CH-7 is indeed a very large flying-wing UAV. But precisely because it’s a big flying wing, in China’s defense-industrial world it can’t even “make it to Malan,” and its first flight ended up happening at a place like Pucheng—on top of that, they arranged conspicuous, high-profile media coverage. And even more telling: while it “debuted” at Pucheng with all that fanfare, the write-up tried as hard as possible to avoid explicitly saying it flew at Pucheng. Even Caihong’s own products that actually had real users in the past didn’t play this kind of PR game. I wouldn’t write the project off completely, but these details say plenty about its status: it looks all sharp and angular, yet the treatment it’s getting is basically “same table as the Jiutian drone.”
Compared with several similar systems that are already out and have clearly identified customers, CH-7 looks like a “straw dog” in technical terms. That’s only in comparison to the domestic cutting edge—globally it’s still decent. Criticizing it isn’t about looking down on anyone; it’s that things far stronger than it are moving faster and more smoothly, which leaves CH-7’s product positioning in a pretty awkward spot.

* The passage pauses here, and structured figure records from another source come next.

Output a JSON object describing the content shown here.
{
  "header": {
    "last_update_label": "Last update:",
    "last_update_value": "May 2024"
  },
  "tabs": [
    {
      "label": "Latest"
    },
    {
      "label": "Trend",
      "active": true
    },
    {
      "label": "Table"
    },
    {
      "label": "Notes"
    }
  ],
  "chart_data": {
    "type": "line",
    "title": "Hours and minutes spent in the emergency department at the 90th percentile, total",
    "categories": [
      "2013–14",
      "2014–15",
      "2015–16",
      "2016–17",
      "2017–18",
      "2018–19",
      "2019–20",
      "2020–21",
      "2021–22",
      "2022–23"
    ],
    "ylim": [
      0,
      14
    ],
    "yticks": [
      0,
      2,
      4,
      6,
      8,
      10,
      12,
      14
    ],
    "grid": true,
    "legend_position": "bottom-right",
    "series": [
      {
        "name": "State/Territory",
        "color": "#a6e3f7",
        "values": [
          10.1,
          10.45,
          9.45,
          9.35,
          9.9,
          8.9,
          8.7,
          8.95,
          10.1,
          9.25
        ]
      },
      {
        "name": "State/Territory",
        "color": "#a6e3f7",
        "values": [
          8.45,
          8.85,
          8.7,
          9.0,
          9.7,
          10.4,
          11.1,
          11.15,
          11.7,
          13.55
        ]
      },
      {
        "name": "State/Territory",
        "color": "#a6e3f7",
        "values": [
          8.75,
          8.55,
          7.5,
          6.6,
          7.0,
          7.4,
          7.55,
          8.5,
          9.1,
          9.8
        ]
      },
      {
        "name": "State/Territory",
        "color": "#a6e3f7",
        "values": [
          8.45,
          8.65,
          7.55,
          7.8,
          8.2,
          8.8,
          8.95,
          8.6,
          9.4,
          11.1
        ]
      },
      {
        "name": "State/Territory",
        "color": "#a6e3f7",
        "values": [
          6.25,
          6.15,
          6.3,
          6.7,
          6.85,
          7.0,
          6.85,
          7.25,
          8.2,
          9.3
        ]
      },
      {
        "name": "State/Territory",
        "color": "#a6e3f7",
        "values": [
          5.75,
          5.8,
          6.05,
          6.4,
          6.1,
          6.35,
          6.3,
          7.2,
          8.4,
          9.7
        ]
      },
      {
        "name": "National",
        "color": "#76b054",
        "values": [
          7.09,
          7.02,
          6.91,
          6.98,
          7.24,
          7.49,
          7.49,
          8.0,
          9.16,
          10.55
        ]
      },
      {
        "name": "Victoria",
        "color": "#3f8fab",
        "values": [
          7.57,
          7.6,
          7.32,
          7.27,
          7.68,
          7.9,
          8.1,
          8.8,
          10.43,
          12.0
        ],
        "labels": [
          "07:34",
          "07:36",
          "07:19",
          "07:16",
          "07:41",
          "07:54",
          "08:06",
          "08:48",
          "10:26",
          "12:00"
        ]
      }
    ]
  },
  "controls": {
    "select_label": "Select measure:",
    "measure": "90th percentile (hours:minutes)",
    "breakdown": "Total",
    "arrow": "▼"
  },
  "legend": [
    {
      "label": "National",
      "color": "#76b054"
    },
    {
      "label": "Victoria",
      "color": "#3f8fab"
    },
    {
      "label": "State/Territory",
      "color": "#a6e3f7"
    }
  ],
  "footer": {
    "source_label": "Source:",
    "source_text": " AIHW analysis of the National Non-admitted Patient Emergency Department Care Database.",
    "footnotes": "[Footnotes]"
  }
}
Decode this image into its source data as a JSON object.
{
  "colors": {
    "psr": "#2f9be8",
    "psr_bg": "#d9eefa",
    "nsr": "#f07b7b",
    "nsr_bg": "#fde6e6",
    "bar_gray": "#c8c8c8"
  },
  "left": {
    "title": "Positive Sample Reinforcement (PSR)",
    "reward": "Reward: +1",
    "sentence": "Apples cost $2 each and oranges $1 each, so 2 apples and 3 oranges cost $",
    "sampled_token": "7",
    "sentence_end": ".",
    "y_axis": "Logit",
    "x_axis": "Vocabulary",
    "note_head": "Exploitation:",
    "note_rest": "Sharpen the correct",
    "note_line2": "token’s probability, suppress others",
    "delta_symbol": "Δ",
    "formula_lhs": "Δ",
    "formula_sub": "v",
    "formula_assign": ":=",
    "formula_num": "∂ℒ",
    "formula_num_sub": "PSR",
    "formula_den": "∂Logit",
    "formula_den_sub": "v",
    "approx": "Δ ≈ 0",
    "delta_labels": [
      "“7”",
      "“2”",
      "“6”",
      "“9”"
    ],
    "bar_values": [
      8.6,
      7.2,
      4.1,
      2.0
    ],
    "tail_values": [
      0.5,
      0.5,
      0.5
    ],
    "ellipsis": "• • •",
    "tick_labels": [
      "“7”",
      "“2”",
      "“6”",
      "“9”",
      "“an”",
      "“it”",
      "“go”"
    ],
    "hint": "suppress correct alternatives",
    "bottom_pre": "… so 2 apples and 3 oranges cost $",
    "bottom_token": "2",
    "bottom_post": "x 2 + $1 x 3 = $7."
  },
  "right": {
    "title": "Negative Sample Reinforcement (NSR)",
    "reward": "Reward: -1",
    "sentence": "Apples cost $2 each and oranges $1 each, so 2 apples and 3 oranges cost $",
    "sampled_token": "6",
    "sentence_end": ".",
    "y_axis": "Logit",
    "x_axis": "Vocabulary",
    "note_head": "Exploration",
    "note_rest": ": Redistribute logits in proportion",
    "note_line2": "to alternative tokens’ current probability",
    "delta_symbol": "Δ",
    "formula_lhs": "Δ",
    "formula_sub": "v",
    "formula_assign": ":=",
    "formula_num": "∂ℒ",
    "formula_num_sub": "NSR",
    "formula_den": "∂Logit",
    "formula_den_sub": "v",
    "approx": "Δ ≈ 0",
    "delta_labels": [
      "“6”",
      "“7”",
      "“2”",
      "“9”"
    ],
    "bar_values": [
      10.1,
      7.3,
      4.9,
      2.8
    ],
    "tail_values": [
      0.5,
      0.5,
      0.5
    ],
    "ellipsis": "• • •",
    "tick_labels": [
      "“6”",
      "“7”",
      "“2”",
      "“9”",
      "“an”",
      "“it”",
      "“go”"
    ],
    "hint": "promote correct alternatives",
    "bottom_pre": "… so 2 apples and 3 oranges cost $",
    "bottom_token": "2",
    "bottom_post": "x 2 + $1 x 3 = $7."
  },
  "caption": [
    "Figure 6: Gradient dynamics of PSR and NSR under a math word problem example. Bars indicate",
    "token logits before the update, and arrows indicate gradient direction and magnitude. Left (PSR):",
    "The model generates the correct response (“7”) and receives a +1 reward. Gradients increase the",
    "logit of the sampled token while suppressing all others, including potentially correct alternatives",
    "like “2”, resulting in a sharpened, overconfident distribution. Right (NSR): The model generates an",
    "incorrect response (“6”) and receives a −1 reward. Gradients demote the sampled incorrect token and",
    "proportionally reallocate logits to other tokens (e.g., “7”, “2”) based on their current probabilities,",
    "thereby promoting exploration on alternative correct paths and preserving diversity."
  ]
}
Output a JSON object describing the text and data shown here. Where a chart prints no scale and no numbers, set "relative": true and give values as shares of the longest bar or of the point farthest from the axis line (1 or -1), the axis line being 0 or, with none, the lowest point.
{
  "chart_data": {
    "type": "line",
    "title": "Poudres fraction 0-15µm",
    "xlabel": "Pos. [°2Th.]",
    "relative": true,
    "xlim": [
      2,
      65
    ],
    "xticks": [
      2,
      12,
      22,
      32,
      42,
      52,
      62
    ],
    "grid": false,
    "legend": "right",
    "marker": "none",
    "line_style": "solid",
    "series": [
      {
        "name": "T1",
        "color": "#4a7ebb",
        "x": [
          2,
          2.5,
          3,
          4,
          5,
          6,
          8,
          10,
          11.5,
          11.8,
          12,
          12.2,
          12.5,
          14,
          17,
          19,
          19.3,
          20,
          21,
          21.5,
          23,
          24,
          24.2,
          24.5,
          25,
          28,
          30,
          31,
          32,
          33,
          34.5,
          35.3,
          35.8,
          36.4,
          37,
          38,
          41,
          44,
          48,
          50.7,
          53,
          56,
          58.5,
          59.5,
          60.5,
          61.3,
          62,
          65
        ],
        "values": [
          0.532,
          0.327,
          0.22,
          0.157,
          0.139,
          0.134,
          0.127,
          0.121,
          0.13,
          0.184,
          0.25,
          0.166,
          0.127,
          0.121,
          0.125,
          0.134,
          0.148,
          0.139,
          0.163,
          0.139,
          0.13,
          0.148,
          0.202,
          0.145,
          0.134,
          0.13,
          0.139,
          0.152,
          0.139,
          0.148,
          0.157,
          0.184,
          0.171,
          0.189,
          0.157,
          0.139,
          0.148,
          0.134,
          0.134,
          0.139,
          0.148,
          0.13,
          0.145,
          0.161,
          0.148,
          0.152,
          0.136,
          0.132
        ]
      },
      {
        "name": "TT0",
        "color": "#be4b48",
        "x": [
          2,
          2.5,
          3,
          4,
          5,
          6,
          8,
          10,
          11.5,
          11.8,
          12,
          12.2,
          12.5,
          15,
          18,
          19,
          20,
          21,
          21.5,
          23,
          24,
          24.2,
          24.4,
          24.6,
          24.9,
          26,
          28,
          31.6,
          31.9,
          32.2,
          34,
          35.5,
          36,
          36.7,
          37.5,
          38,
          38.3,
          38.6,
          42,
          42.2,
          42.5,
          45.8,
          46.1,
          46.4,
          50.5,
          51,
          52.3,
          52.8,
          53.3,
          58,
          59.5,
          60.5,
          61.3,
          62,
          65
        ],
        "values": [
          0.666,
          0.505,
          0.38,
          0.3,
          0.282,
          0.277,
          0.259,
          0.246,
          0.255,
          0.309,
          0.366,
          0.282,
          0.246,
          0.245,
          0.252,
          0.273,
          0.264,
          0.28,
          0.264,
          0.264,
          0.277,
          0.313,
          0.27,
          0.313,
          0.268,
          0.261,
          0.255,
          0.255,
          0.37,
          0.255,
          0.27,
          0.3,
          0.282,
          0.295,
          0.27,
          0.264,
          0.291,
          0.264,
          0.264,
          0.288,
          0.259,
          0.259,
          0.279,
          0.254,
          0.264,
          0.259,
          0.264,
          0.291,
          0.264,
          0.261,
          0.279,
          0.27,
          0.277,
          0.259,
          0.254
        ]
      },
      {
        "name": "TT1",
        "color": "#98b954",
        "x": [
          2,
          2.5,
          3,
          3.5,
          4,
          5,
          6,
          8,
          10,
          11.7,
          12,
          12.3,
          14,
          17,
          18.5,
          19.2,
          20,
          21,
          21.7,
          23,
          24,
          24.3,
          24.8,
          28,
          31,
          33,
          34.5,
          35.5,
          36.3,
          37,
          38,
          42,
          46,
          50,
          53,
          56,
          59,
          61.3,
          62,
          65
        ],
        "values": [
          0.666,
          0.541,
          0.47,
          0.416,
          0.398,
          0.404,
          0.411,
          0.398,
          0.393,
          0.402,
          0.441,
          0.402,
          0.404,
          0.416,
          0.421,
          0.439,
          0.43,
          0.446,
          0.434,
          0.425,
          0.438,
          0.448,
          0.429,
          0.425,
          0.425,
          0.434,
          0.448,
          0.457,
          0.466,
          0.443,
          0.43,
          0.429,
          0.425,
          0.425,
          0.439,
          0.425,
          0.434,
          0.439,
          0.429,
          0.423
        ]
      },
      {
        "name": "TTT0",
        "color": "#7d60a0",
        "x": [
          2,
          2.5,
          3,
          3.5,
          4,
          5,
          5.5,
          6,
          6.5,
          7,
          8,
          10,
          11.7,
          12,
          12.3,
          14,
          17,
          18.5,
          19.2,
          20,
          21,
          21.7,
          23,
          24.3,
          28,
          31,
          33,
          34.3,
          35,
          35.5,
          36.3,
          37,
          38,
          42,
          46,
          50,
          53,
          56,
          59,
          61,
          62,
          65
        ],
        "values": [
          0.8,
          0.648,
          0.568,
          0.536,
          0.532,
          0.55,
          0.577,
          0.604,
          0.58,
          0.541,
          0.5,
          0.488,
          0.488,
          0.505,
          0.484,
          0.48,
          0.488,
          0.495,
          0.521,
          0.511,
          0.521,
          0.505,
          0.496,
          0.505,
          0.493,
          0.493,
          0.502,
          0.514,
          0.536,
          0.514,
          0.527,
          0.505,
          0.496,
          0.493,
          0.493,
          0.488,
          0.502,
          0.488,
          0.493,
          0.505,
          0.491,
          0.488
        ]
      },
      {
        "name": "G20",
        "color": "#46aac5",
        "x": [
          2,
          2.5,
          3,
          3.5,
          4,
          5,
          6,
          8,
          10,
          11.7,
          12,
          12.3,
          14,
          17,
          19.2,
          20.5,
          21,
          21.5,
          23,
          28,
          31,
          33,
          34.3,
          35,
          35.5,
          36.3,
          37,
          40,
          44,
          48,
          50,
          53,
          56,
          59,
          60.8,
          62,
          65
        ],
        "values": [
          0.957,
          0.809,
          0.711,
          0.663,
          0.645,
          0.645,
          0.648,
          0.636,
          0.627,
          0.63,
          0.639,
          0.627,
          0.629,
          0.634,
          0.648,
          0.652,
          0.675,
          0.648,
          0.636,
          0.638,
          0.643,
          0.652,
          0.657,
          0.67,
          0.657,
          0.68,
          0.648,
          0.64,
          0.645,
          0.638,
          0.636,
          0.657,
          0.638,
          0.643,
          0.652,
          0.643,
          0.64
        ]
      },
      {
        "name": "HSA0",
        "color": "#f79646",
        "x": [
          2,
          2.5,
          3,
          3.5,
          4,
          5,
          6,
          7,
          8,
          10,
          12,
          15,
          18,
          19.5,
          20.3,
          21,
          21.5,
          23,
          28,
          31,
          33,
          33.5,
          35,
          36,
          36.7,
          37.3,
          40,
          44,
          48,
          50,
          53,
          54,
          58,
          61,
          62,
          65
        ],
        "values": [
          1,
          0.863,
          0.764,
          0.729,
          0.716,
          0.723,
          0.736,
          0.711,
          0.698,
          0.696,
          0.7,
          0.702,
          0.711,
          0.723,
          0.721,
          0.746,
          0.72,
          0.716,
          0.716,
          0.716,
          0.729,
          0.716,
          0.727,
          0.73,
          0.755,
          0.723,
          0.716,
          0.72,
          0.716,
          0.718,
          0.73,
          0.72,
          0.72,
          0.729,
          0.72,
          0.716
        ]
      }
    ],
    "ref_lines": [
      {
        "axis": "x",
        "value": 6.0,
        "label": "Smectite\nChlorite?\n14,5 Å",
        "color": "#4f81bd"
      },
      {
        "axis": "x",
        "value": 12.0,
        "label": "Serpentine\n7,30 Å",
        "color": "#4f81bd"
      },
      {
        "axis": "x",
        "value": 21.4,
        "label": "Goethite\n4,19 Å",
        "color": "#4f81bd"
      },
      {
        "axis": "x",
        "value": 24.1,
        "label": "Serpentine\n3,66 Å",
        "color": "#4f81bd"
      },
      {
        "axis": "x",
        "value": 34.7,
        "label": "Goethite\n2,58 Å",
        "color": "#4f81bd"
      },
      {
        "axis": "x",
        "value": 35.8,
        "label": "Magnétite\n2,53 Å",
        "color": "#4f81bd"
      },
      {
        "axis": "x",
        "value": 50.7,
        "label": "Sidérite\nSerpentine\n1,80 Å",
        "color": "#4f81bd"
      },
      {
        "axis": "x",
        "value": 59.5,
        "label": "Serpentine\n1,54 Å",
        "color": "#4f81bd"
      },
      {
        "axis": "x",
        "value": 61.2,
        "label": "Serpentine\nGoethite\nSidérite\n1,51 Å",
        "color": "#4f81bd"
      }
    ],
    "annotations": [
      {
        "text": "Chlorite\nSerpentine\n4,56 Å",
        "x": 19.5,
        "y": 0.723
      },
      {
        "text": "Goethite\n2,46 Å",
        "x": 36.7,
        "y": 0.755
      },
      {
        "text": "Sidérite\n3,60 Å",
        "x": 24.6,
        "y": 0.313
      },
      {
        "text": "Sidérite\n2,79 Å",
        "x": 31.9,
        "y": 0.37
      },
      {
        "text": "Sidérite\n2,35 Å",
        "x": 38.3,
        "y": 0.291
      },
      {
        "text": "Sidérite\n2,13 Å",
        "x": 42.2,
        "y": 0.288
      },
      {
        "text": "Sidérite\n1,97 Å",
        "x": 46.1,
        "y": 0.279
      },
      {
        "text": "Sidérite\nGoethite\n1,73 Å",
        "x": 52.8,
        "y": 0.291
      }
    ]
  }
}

From this angle, CH-7’s chances of finding someone to take it off their hands may even be worse than Jiutian’s. Jiutian may be designed by the First Aircraft Institute, but from project start to airshow debut to first flight it still doesn’t even have a formal “model number”—just an ancient-style name—so you can say it’s truly nameless and unofficial. But because it’s a contrarian, against-the-trend concept, at least it faces less direct peer competition pressure than CH-7 does. Still, when they did the same kind of high-profile promotion a few days ago, they didn’t go so far as to refuse to say it flew at Pucheng, did they?